Isabella Plantation, at 40 acres, is a popular woodland garden containing internationally important collections of ornamental trees and shrubs. It is part the Richmond Park Site of Special Scientific Interest and as such it is managed with wildlife in mind.
The diversity of the Plantation's woodland cover, ponds, streams, glades, bog and heather gardens helps to create a wide range of habitat for wildlife. Native plants commonly grow alongside exotics throughout the garden; its fringes and shelterbelts are planted with nectar and berrybearing trees and shrubs which provide food and shelter for a wealth of wildlife.
Wildlife records for Isabella Plantation show an impressive range of flora and fauna including over 40 species of fungi, more than 50 species of beetle and over 130 species of butterfly and moth. It is also home to over 70 species of bird and six species of bat.

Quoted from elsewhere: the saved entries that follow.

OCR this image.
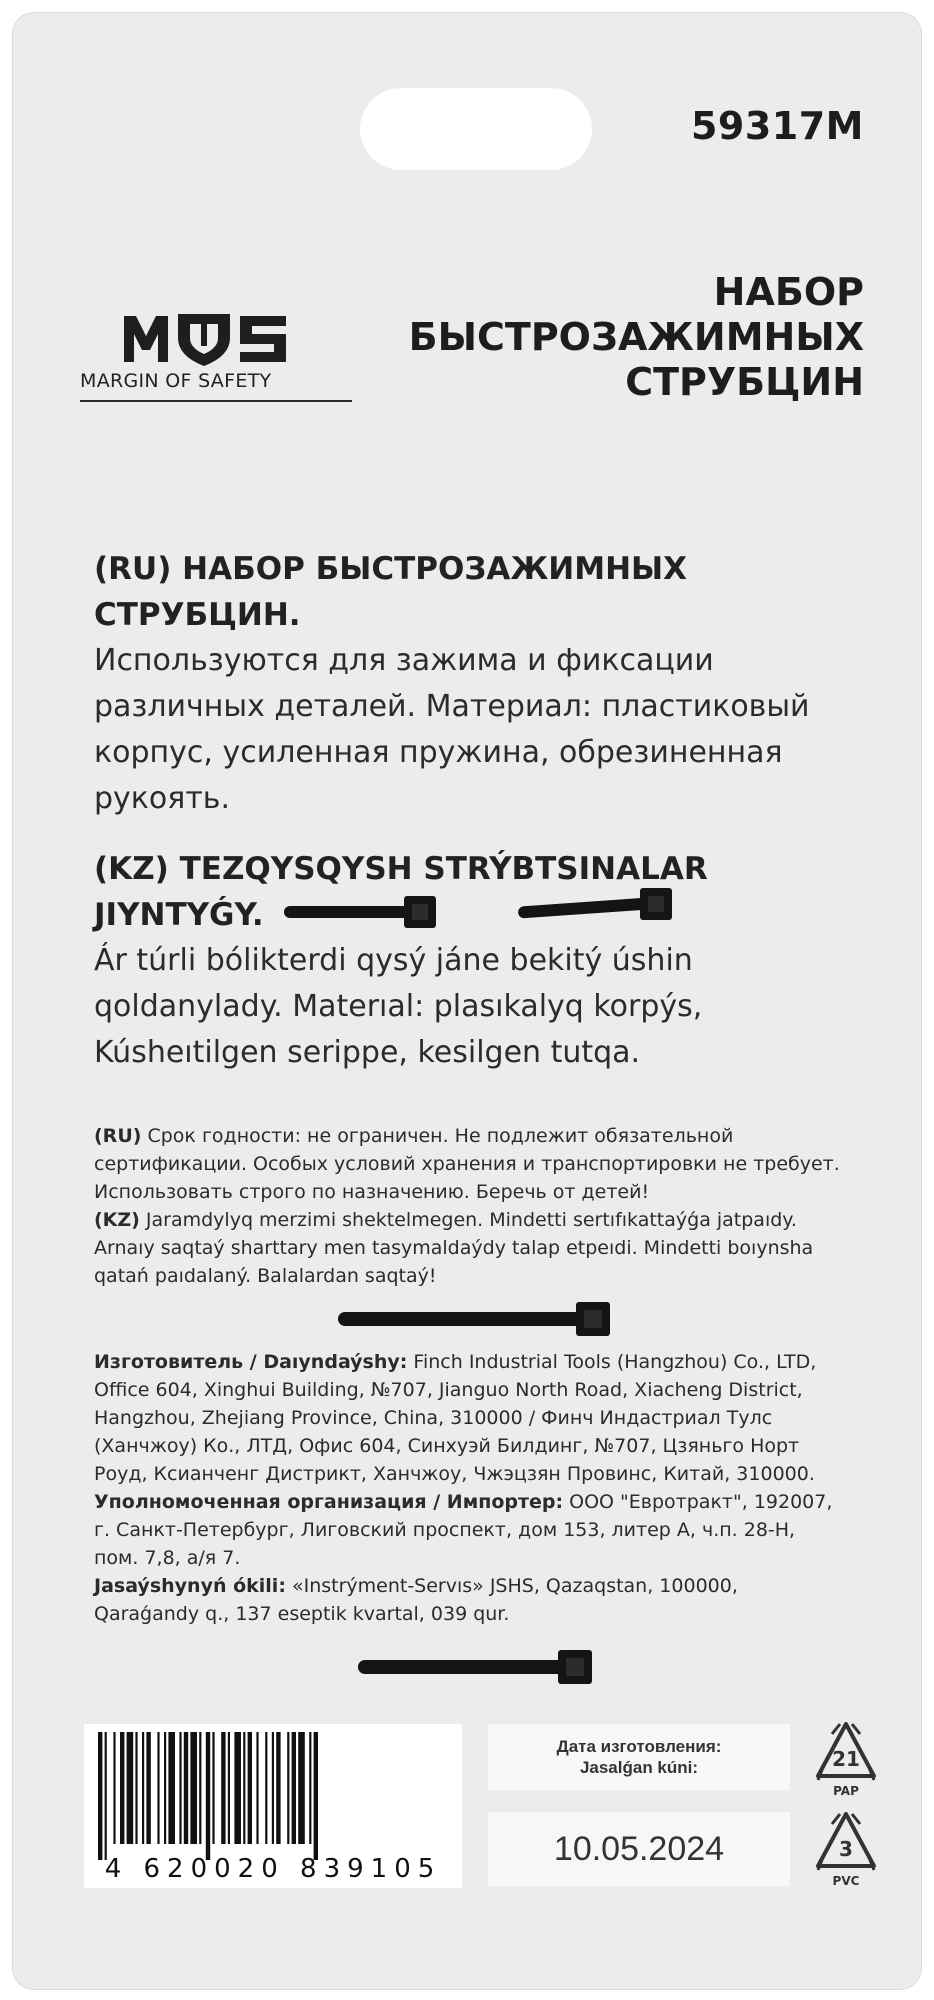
59317M
НАБОР
БЫСТРОЗАЖИМНЫХ
СТРУБЦИН
MARGIN OF SAFETY
(RU) НАБОР БЫСТРОЗАЖИМНЫХ
СТРУБЦИН.
Используются для зажима и фиксации
различных деталей. Материал: пластиковый
корпус, усиленная пружина, обрезиненная
рукоять.
(KZ) TEZQYSQYSH STRÝBTSINALAR
JIYNTYǴY.
Ár túrli bólikterdi qysý jáne bekitý úshin
qoldanylady. Materıal: plasıkalyq korpýs,
Kúsheıtilgen serippe, kesilgen tutqa.
(RU) Срок годности: не ограничен. Не подлежит обязательной
сертификации. Особых условий хранения и транспортировки не требует.
Использовать строго по назначению. Беречь от детей!
(KZ) Jaramdylyq merzimi shektelmegen. Mindetti sertıfıkattaýǵa jatpaıdy.
Arnaıy saqtaý sharttary men tasymaldaýdy talap etpeıdi. Mindetti boıynsha
qatań paıdalaný. Balalardan saqtaý!
Изготовитель / Daıyndaýshy: Finch Industrial Tools (Hangzhou) Co., LTD,
Office 604, Xinghui Building, №707, Jianguo North Road, Xiacheng District,
Hangzhou, Zhejiang Province, China, 310000 / Финч Индастриал Тулс
(Ханчжоу) Ко., ЛТД, Офис 604, Синхуэй Билдинг, №707, Цзяньго Норт
Роуд, Ксианченг Дистрикт, Ханчжоу, Чжэцзян Провинс, Китай, 310000.
Уполномоченная организация / Импортер: ООО "Евротракт", 192007,
г. Санкт-Петербург, Лиговский проспект, дом 153, литер А, ч.п. 28-Н,
пом. 7,8, а/я 7.
Jasaýshynyń ókili: «Instrýment-Servıs» JSHS, Qazaqstan, 100000,
Qaraǵandy q., 137 eseptik kvartal, 039 qur.
4 620020 839105
Дата изготовления:
Jasalǵan kúni:
10.05.2024
21
PAP
3
PVC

Learn more about the biodiversity in Isabella Plantation's:
Fed from a natural supply of water pumped from Pen Ponds in the heart of Richmond Park, the ponds and streams are an important part of the diverse range of habitats available to wildlife and form part of the park's network of ponds, streams and open ditches, acting as important corridors for wildlife.
In 2013 a number of improvements were made to the Plantation's ponds and streams. Over 2,500m3 of accumulated silt was removed from all three ponds along with large numbers of carp to significantly improve water quality. Pond edges have been re-instated and additional native marginal and aquatic plants now provide varied habitats for a wider range of birds, bats and invertebrates. Peg's Pond has been extended and planted with reedbeds to help reverse the loss of this nationally scarce habitat.
Reedbeds provide improved cover for resident water birds and may also attract reed bunting and reed warbler and offer opportunities for threatened species such as bittern to use this site.
Although man-made, the Plantation's Heather Garden with its mix of Erica and Calluna cultivars seeks to mimic natural heathland. Heathers are allowed to grow without excessive pruning and are planted alongside native shrubs commonly associated with heathland such as gorse and broom. With so many flowering plants, there is a regular source of nectar for bumblebees, which are occasionally preyed upon by the hornet, Britain's largest wasp. Heathers also attract large numbers of butterflies, the brimstone butterfly can be seen in March and red admiral, comma and small copper can all been seen flying here in summer.
Bog Garden and Streams
Waterfalls and logs have been added to streams to alter and deflect flow and to encourage pooling and scouring. In some areas bank sections have been made shallower to provide entry points for small mammals and amphibians. Light levels have been increased by cutting back streamside azaleas and the invasive exotic skunk cabbage as well as the selective removal of the native marginal, royal fern. All of this has been aimed at maximising the potential of bogs and streams as habitats for wildlife.
The majority of Isabella's oak, beech and sweet chestnut woodland dates back to the Plantation's enclosure in 1831. There is also a healthy population of more than 25 veteran trees which pre-date this time. All of this native woodland cover provides the ideal conditions for a variety of wildlife.
The bird of prey, the sparrowhawk, can often be seen carrying out aerial attacks on smaller birds under the woodland canopy. Great spotted woodpeckers nest in the hollows of woodland trees and can be heard drumming high above. Treecreepers and nuthatch scale tree trunks feeding on the insects they find. Small mammals such as shrews come out at night and hunt insects and worms. The green oak roller caterpillar feeds on oak leaves and can be seen hanging from trees on silk threads in summer.
The shady humus rich soils of the woodland floor provide the ideal growing conditions for a wide range of native plants including bluebells, wood anemone and the green-flowered helleborine. Fungi are critical to the decay of plant, leaf and animal matter and the bracket like fruiting bodies on old birch or oak trunks betray the fungi feeding inside.
Dead or decaying wood, whether standing or fallen, is deliberately retained to provide habitat for birds, bats, wood rotting fungi and deadwood invertebrates.